Wednesday, March 01, 2006

Wow

New Sysiphus is one of my guys. He's one who writes things I almost always can answer with a "ditto." As a veteran of the Foreign Service Office, he's especially tapped in to American global policies. He's more devoutly conservative than I am, and an uncompromising believer in the universality of Western freedoms. He's one of the bloggers I've had on my roll even before I joined the Watcher's Council, where he holds a chair.

On Monday, he published The Breach. It's one of the most powerful indictments of the Bush Administration I've ever seen. Not just for the writing, which is sufficiently potent, but because of the moral authority -- if you will -- of the writer.

He begins with the President's own words, in the two key speeches Bush made that form the core of what has come to be called the "Bush Doctrine." Like New Sisyphus, I fully subscribe to the idealism and high purpose and humanity of that doctrine.

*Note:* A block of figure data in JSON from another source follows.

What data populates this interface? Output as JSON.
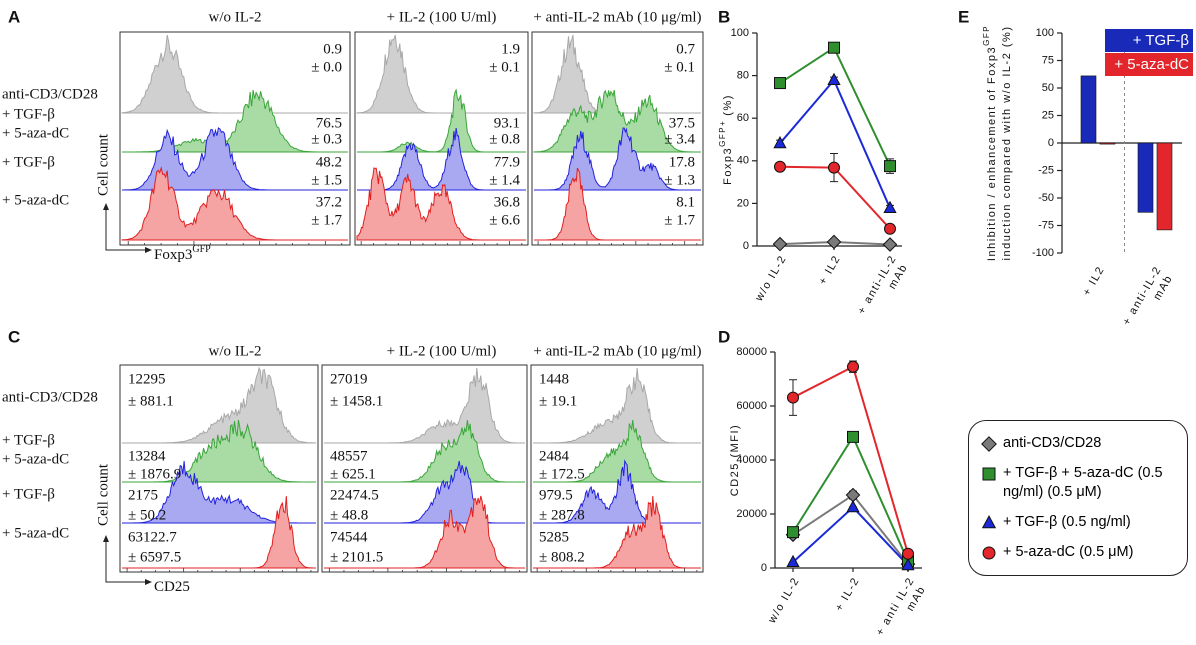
{
  "histogram_panels": [
    {
      "label": "A",
      "columns": [
        "w/o IL-2",
        "+ IL-2 (100 U/ml)",
        "+ anti-IL-2 mAb (10 μg/ml)"
      ],
      "rows": [
        {
          "label": [
            "anti-CD3/CD28"
          ],
          "color": "#111111"
        },
        {
          "label": [
            "+ TGF-β",
            "+ 5-aza-dC"
          ],
          "color": "#2e8b2e"
        },
        {
          "label": [
            "+ TGF-β"
          ],
          "color": "#1c2fd0"
        },
        {
          "label": [
            "+ 5-aza-dC"
          ],
          "color": "#d42020"
        }
      ],
      "ylabel": "Cell count",
      "xlabel": "Foxp3",
      "xlabel_sup": "GFP",
      "stats": [
        [
          [
            "0.9",
            "± 0.0"
          ],
          [
            "1.9",
            "± 0.1"
          ],
          [
            "0.7",
            "± 0.1"
          ]
        ],
        [
          [
            "76.5",
            "± 0.3"
          ],
          [
            "93.1",
            "± 0.8"
          ],
          [
            "37.5",
            "± 3.4"
          ]
        ],
        [
          [
            "48.2",
            "± 1.5"
          ],
          [
            "77.9",
            "± 1.4"
          ],
          [
            "17.8",
            "± 1.3"
          ]
        ],
        [
          [
            "37.2",
            "± 1.7"
          ],
          [
            "36.8",
            "± 6.6"
          ],
          [
            "8.1",
            "± 1.7"
          ]
        ]
      ]
    },
    {
      "label": "C",
      "columns": [
        "w/o IL-2",
        "+ IL-2 (100 U/ml)",
        "+ anti-IL-2 mAb (10 μg/ml)"
      ],
      "rows": [
        {
          "label": [
            "anti-CD3/CD28"
          ],
          "color": "#111111"
        },
        {
          "label": [
            "+ TGF-β",
            "+ 5-aza-dC"
          ],
          "color": "#2e8b2e"
        },
        {
          "label": [
            "+ TGF-β"
          ],
          "color": "#1c2fd0"
        },
        {
          "label": [
            "+ 5-aza-dC"
          ],
          "color": "#d42020"
        }
      ],
      "ylabel": "Cell count",
      "xlabel": "CD25",
      "xlabel_sup": "",
      "stats": [
        [
          [
            "12295",
            "± 881.1"
          ],
          [
            "27019",
            "± 1458.1"
          ],
          [
            "1448",
            "± 19.1"
          ]
        ],
        [
          [
            "13284",
            "± 1876.9"
          ],
          [
            "48557",
            "± 625.1"
          ],
          [
            "2484",
            "± 172.5"
          ]
        ],
        [
          [
            "2175",
            "± 50.2"
          ],
          [
            "22474.5",
            "± 48.8"
          ],
          [
            "979.5",
            "± 287.8"
          ]
        ],
        [
          [
            "63122.7",
            "± 6597.5"
          ],
          [
            "74544",
            "± 2101.5"
          ],
          [
            "5285",
            "± 808.2"
          ]
        ]
      ]
    }
  ],
  "chart_data": [
    {
      "type": "line",
      "label": "B",
      "ylabel": "Foxp3",
      "ylabel_sup": "GFP+",
      "ylabel_unit": "(%)",
      "categories": [
        [
          "w/o IL-2"
        ],
        [
          "+ IL2"
        ],
        [
          "+ anti-IL-2",
          "mAb"
        ]
      ],
      "ylim": [
        0,
        100
      ],
      "yticks": [
        0,
        20,
        40,
        60,
        80,
        100
      ],
      "series": [
        {
          "color": "#7a7a7a",
          "marker": "diamond",
          "values": [
            0.9,
            1.9,
            0.7
          ],
          "errors": [
            0.0,
            0.1,
            0.1
          ]
        },
        {
          "color": "#2f8f2f",
          "marker": "square",
          "values": [
            76.5,
            93.1,
            37.5
          ],
          "errors": [
            0.3,
            0.8,
            3.4
          ]
        },
        {
          "color": "#1a2ad8",
          "marker": "triangle",
          "values": [
            48.2,
            77.9,
            17.8
          ],
          "errors": [
            1.5,
            1.4,
            1.3
          ]
        },
        {
          "color": "#e2262b",
          "marker": "circle",
          "values": [
            37.2,
            36.8,
            8.1
          ],
          "errors": [
            1.7,
            6.6,
            1.7
          ]
        }
      ]
    },
    {
      "type": "line",
      "label": "D",
      "ylabel": "CD25 (MFI)",
      "ylabel_sup": "",
      "ylabel_unit": "",
      "categories": [
        [
          "w/o IL-2"
        ],
        [
          "+ IL-2"
        ],
        [
          "+ anti IL-2",
          "mAb"
        ]
      ],
      "ylim": [
        0,
        80000
      ],
      "yticks": [
        0,
        20000,
        40000,
        60000,
        80000
      ],
      "series": [
        {
          "name": "anti-CD3/CD28",
          "color": "#7a7a7a",
          "marker": "diamond",
          "values": [
            12295,
            27019,
            1448
          ],
          "errors": [
            881.1,
            1458.1,
            19.1
          ]
        },
        {
          "name": "+ TGF-β + 5-aza-dC (0.5 ng/ml) (0.5 μM)",
          "color": "#2f8f2f",
          "marker": "square",
          "values": [
            13284,
            48557,
            2484
          ],
          "errors": [
            1876.9,
            625.1,
            172.5
          ]
        },
        {
          "name": "+ TGF-β (0.5 ng/ml)",
          "color": "#1a2ad8",
          "marker": "triangle",
          "values": [
            2175,
            22474.5,
            979.5
          ],
          "errors": [
            50.2,
            48.8,
            287.8
          ]
        },
        {
          "name": "+ 5-aza-dC (0.5 μM)",
          "color": "#e2262b",
          "marker": "circle",
          "values": [
            63122.7,
            74544,
            5285
          ],
          "errors": [
            6597.5,
            2101.5,
            808.2
          ]
        }
      ]
    },
    {
      "type": "bar",
      "label": "E",
      "ylabel": "Inhibition / enhancement of Foxp3",
      "ylabel_sup": "GFP",
      "ylabel2": "induction compared with w/o IL-2 (%)",
      "categories": [
        [
          "+ IL2"
        ],
        [
          "+ anti-IL-2",
          "mAb"
        ]
      ],
      "ylim": [
        -100,
        100
      ],
      "yticks": [
        -100,
        -75,
        -50,
        -25,
        0,
        25,
        50,
        75,
        100
      ],
      "legend": "top-right",
      "series": [
        {
          "name": "+ TGF-β",
          "color": "#1a2ab8",
          "values": [
            61,
            -63
          ]
        },
        {
          "name": "+ 5-aza-dC",
          "color": "#e2262b",
          "values": [
            -1,
            -79
          ]
        }
      ]
    }
  ]
}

New Sisyphus then writes a history of American policies and campaigns in the war on terror that opened on Sept. 11, 2001. And he comes to a conclusion:

Along the way, the President has not advanced the American issue in a direct, forthright way. Instead, his Administration has bumbled along, pretending we are at peace. The very real fact of a very real war is not even discernable among the American population at large. No sacrifices are asked, not even doing without "American Idol." No mobilization has been ordered. Life goes on as before, creating a severe and hurtful disorientation between those families who have lost sons and those who don't even know there is a war on.

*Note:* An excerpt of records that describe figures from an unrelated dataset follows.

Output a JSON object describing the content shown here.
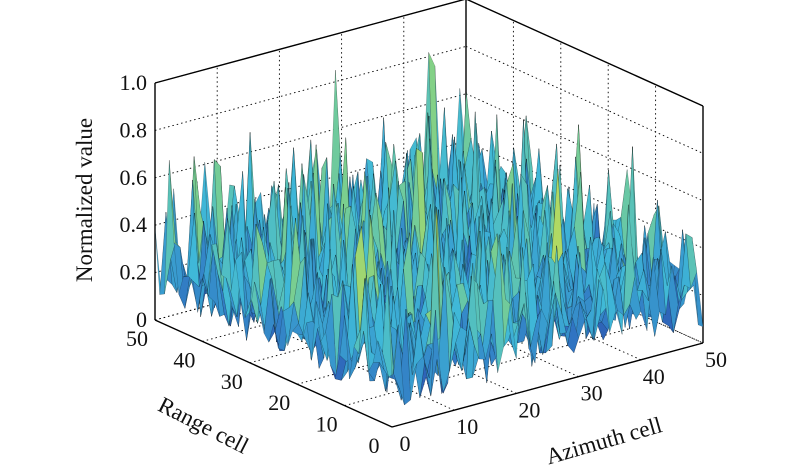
{
  "chart_data": {
    "type": "surface",
    "title": "",
    "xlabel": "Azimuth cell",
    "ylabel": "Range cell",
    "zlabel": "Normalized value",
    "xlim": [
      0,
      50
    ],
    "ylim": [
      0,
      50
    ],
    "zlim": [
      0,
      1.0
    ],
    "xticks": [
      "0",
      "10",
      "20",
      "30",
      "40",
      "50"
    ],
    "yticks": [
      "0",
      "10",
      "20",
      "30",
      "40",
      "50"
    ],
    "zticks": [
      "0",
      "0.2",
      "0.4",
      "0.6",
      "0.8",
      "1.0"
    ],
    "grid": true,
    "colormap": [
      "#2b2f8f",
      "#2f6fc0",
      "#3fb8d8",
      "#7fd08a",
      "#e6e23a",
      "#d84a1e",
      "#a01010"
    ],
    "edge_color": "#000000"
  }
}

This is not the War on Terror the President sold us on in 2001. Not even close. We are not serious and everyone knows this, especially our enemies. I look into the eyes of my sons and I know that I would rather die-I would rather die-than let them fight in a war to establish the Islamic Republic of Afghanistan or to hand power over to the crazy Shi'ites of Iraq.

The leading Iraqi political figure, the Grand Ayatollah al-Sistani, has on his website instructions for how to determine what is unclean and what is clean. Among his definitions of "unclean" are things like shit, entrails of animals and, oh yes, the dead bodies of infidel soldiers.

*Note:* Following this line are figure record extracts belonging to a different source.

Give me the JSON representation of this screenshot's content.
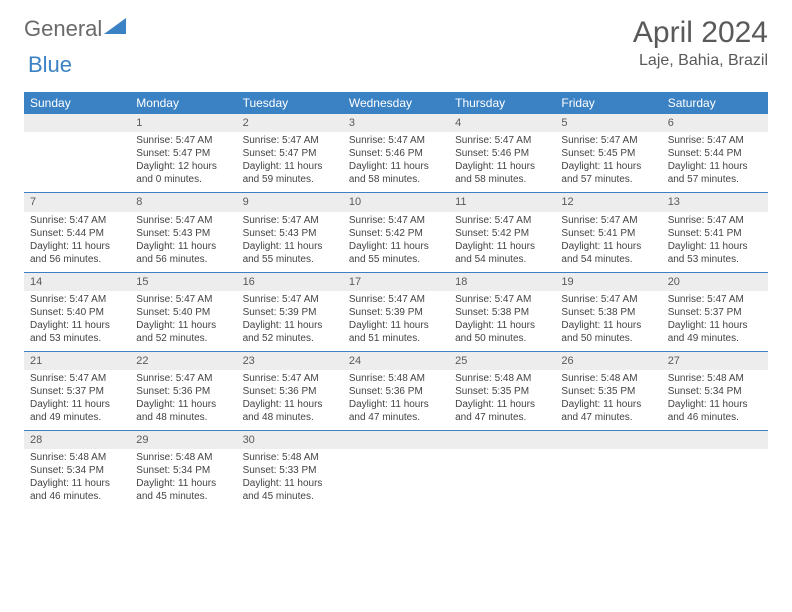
{
  "logo": {
    "part1": "General",
    "part2": "Blue"
  },
  "title": "April 2024",
  "location": "Laje, Bahia, Brazil",
  "dow": [
    "Sunday",
    "Monday",
    "Tuesday",
    "Wednesday",
    "Thursday",
    "Friday",
    "Saturday"
  ],
  "colors": {
    "accent": "#3b82c4",
    "header_text": "#595959",
    "cell_head_bg": "#ededed"
  },
  "layout": {
    "start_dow": 1,
    "days_in_month": 30,
    "rows": 5
  },
  "days": {
    "1": {
      "sr": "5:47 AM",
      "ss": "5:47 PM",
      "dl": "12 hours and 0 minutes."
    },
    "2": {
      "sr": "5:47 AM",
      "ss": "5:47 PM",
      "dl": "11 hours and 59 minutes."
    },
    "3": {
      "sr": "5:47 AM",
      "ss": "5:46 PM",
      "dl": "11 hours and 58 minutes."
    },
    "4": {
      "sr": "5:47 AM",
      "ss": "5:46 PM",
      "dl": "11 hours and 58 minutes."
    },
    "5": {
      "sr": "5:47 AM",
      "ss": "5:45 PM",
      "dl": "11 hours and 57 minutes."
    },
    "6": {
      "sr": "5:47 AM",
      "ss": "5:44 PM",
      "dl": "11 hours and 57 minutes."
    },
    "7": {
      "sr": "5:47 AM",
      "ss": "5:44 PM",
      "dl": "11 hours and 56 minutes."
    },
    "8": {
      "sr": "5:47 AM",
      "ss": "5:43 PM",
      "dl": "11 hours and 56 minutes."
    },
    "9": {
      "sr": "5:47 AM",
      "ss": "5:43 PM",
      "dl": "11 hours and 55 minutes."
    },
    "10": {
      "sr": "5:47 AM",
      "ss": "5:42 PM",
      "dl": "11 hours and 55 minutes."
    },
    "11": {
      "sr": "5:47 AM",
      "ss": "5:42 PM",
      "dl": "11 hours and 54 minutes."
    },
    "12": {
      "sr": "5:47 AM",
      "ss": "5:41 PM",
      "dl": "11 hours and 54 minutes."
    },
    "13": {
      "sr": "5:47 AM",
      "ss": "5:41 PM",
      "dl": "11 hours and 53 minutes."
    },
    "14": {
      "sr": "5:47 AM",
      "ss": "5:40 PM",
      "dl": "11 hours and 53 minutes."
    },
    "15": {
      "sr": "5:47 AM",
      "ss": "5:40 PM",
      "dl": "11 hours and 52 minutes."
    },
    "16": {
      "sr": "5:47 AM",
      "ss": "5:39 PM",
      "dl": "11 hours and 52 minutes."
    },
    "17": {
      "sr": "5:47 AM",
      "ss": "5:39 PM",
      "dl": "11 hours and 51 minutes."
    },
    "18": {
      "sr": "5:47 AM",
      "ss": "5:38 PM",
      "dl": "11 hours and 50 minutes."
    },
    "19": {
      "sr": "5:47 AM",
      "ss": "5:38 PM",
      "dl": "11 hours and 50 minutes."
    },
    "20": {
      "sr": "5:47 AM",
      "ss": "5:37 PM",
      "dl": "11 hours and 49 minutes."
    },
    "21": {
      "sr": "5:47 AM",
      "ss": "5:37 PM",
      "dl": "11 hours and 49 minutes."
    },
    "22": {
      "sr": "5:47 AM",
      "ss": "5:36 PM",
      "dl": "11 hours and 48 minutes."
    },
    "23": {
      "sr": "5:47 AM",
      "ss": "5:36 PM",
      "dl": "11 hours and 48 minutes."
    },
    "24": {
      "sr": "5:48 AM",
      "ss": "5:36 PM",
      "dl": "11 hours and 47 minutes."
    },
    "25": {
      "sr": "5:48 AM",
      "ss": "5:35 PM",
      "dl": "11 hours and 47 minutes."
    },
    "26": {
      "sr": "5:48 AM",
      "ss": "5:35 PM",
      "dl": "11 hours and 47 minutes."
    },
    "27": {
      "sr": "5:48 AM",
      "ss": "5:34 PM",
      "dl": "11 hours and 46 minutes."
    },
    "28": {
      "sr": "5:48 AM",
      "ss": "5:34 PM",
      "dl": "11 hours and 46 minutes."
    },
    "29": {
      "sr": "5:48 AM",
      "ss": "5:34 PM",
      "dl": "11 hours and 45 minutes."
    },
    "30": {
      "sr": "5:48 AM",
      "ss": "5:33 PM",
      "dl": "11 hours and 45 minutes."
    }
  },
  "labels": {
    "sunrise": "Sunrise:",
    "sunset": "Sunset:",
    "daylight": "Daylight:"
  }
}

Our policy is to die for a man and a people who literally think the dead bodies of our soldiers are literally shit.

That is our policy.


There are little quibbles I could make with his minor points. But they do not affect the thumping force of his statements. He concludes with:

I cannot support President Bush any longer. Can you?

I agree with N.S. about the infuriation of seeing the same president say the right words in his official addresses, then do all the wrong things when it comes to implementing them. I agree with him that the mound of evidence that this administration doesn't care, or doesn't care enough, about the expressed ideals of the Bush Doctrine, is too high to dismiss.

I've said for a long time that the problem wasn't that there were too many neo-cons in the administration -- as the opposition says -- but that there weren't enough of them. The neo-cons had a vision. But it was left to be implemented by old-school Kissinger-ish realists like Condi Rice and Don Rumsfeld. And Bush? He's a CEO, not a visionary. The neo-con ideas were like a management model to him; something he could pick and choose from to cobble together his policies. The rhetoric was useful because it held certain players in place long enough, but I don't believe any more he feels any commitment to it.

If I ever did. I thought in 2000 he was about the worst major party presidential candidate I'd ever seen. The calculus of the post-9/11 world and the suicidal fixations of the anyone-but-Bush faction backed me into voting in 2004 for the same man I held in contempt in 2000. I supported him against the BDS lunacy. But on his own, it's like rooting for my old college football team. You knew they were going to fumble on every possession. But they were the home team.

But what does it mean to "support" a lame-duck president in his second term? Where are you going to take your support if you withdraw it? My thoughts are, if we can get through to 2008 in one piece, we get another chance to put someone at the top who has an honest foreign policy vision and a commitment to American virtues and a firmness in purpose in advancing them, and a willingness to make the sacrifices that will bring out the spirit of this people.

I don't support Bush. I don't oppose him. Mostly I ignore him. And wait for the next chance. Iraq always was, for me, a long-term gamble. I said before it started, "20 years till we know if it's a good idea." The outcome will be nothing we intended at the start; unintended consequences will rule, but it seemed to me, and still seems to me, that the chance of those consequences being to the benefit of Iraqis, Americans, and the world in general remain good. In that context, I can wait out George W. Bush's feeble fading years.